Premiera nowej grafiki AMD Radeon HD 4800. Testujemy Radeona 4850
Układ oznaczony jako RV770 składa się z niemal miliarda tranzystorów. Kolejna generacja architektury superskalarnej ATI, to nie tylko znaczne usprawnienia wydajności poszczególnych bloków wykonawczych
Okazuje się, że czerwiec, to nie tylko gorący miesiąc rozpoczynającego się właśnie kalendarzowego lata, ale także "upał" panujący na rynku GPU. Cenowo - wydajnościowa wojna obydwu głównych graczy w segmencie układów graficznych, po niedawnej premierze "dżiforsów" GTX260 / GTX280, a także po dzisiejszej prezentacji Radeonów serii HD4800 wchodzi w kolejny etap.
Koncern ATI/AMD dziś właśnie, oficjalnie wprowadza nową rodzinę kart opartych o rdzeń RV770. Dotychczasowe jednoprocesorówki GeForce 9800GTX oraz 8800GTS-512/GT będą mieć zatem wreszcie realnego konkurenta.
W ostatnich dniach, dzięki wszechobecnym przeciekom prasowym, wiele mówiło się o realnej wydajności tych kart, oraz o ich poprawionej w stosunku do starszej rodziny architekturze. Dosyć niejednoznaczne informacje napływały w odniesieniu do liczby jednostek SP. Jak się okazało układ RV770 zawiera ich nie 480, czy też 640 ale aż 800!
Teoretyczna, zmiennoprzecinkowa wydajność tego chipa oscylować będzie zatem w okolicach 1,0-1,2 TFlopa w zależności od zegarów taktujących rdzeń układu.

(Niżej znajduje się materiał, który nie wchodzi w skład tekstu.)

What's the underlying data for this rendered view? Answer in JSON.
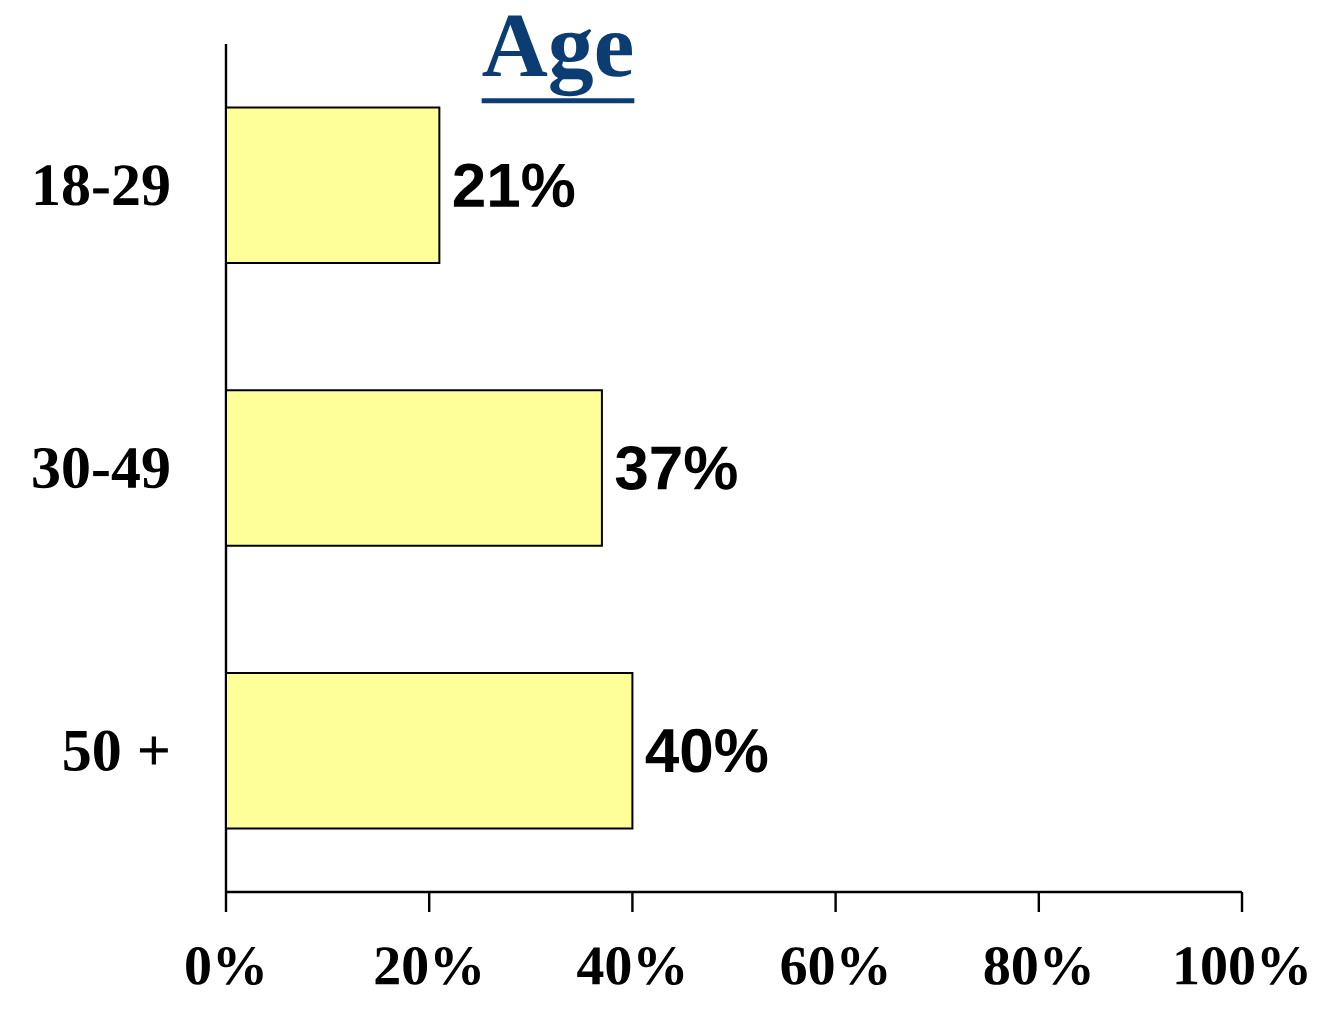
{
  "chart_data": {
    "type": "bar",
    "orientation": "horizontal",
    "title": "Age",
    "categories": [
      "18-29",
      "30-49",
      "50 +"
    ],
    "values": [
      21,
      37,
      40
    ],
    "value_labels": [
      "21%",
      "37%",
      "40%"
    ],
    "color": "#ffff99",
    "xlim": [
      0,
      100
    ],
    "xticks": [
      {
        "value": 0,
        "label": "0%"
      },
      {
        "value": 20,
        "label": "20%"
      },
      {
        "value": 40,
        "label": "40%"
      },
      {
        "value": 60,
        "label": "60%"
      },
      {
        "value": 80,
        "label": "80%"
      },
      {
        "value": 100,
        "label": "100%"
      }
    ]
  }
}
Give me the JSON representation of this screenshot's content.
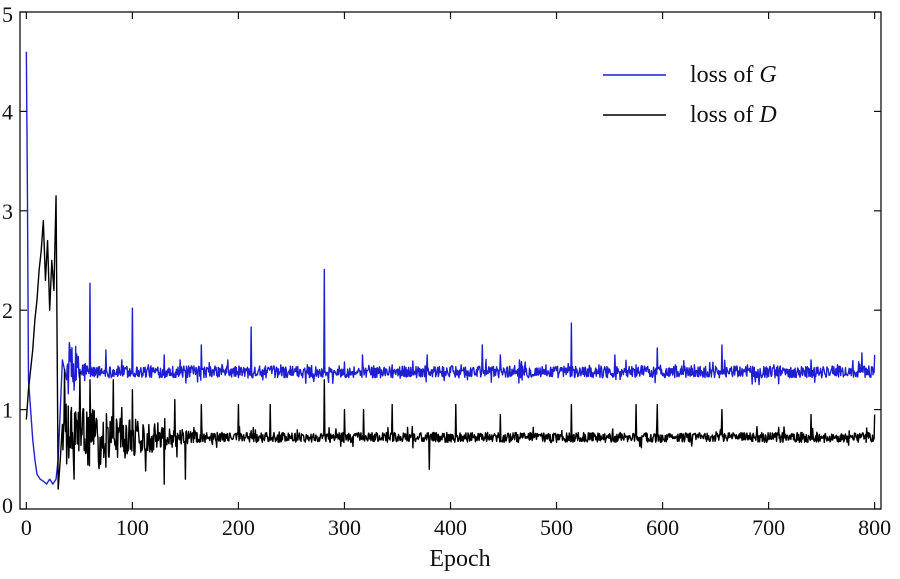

Jak wiadomo jest to wartość nieco wyższa nawet od niedawno zaprezentowanego przez nvidię GT200 (933 GFlops).
Ponadto, pięta achillesowa kart (niewielka liczba jednostek teksturujących w stosunku do układów konkurencji) to jak się wydaje także echo przeszłości. Jeżeli większość osób miała prawo przypuszczać, że firmie uda się wreszcie stworzyć chipa, który będzie w stanie zagrozić pozycji udanego G92 od nvidii, to chyba nikt jednak nie przypuszczał, że po uaktywnieniu wygładzania krawędzi nowe karty ATI nie pozostawią suchej nitki na popularnych do niedawna układach G92/G94.
Biorąc pod uwagę powyższe aspekty oraz konkurencyjną cenę Radeona HD4850, karty oparte o GeForce 8800GT / 8800GTS-512 jak i 9800GTX czekać może bardzo ciężki okres.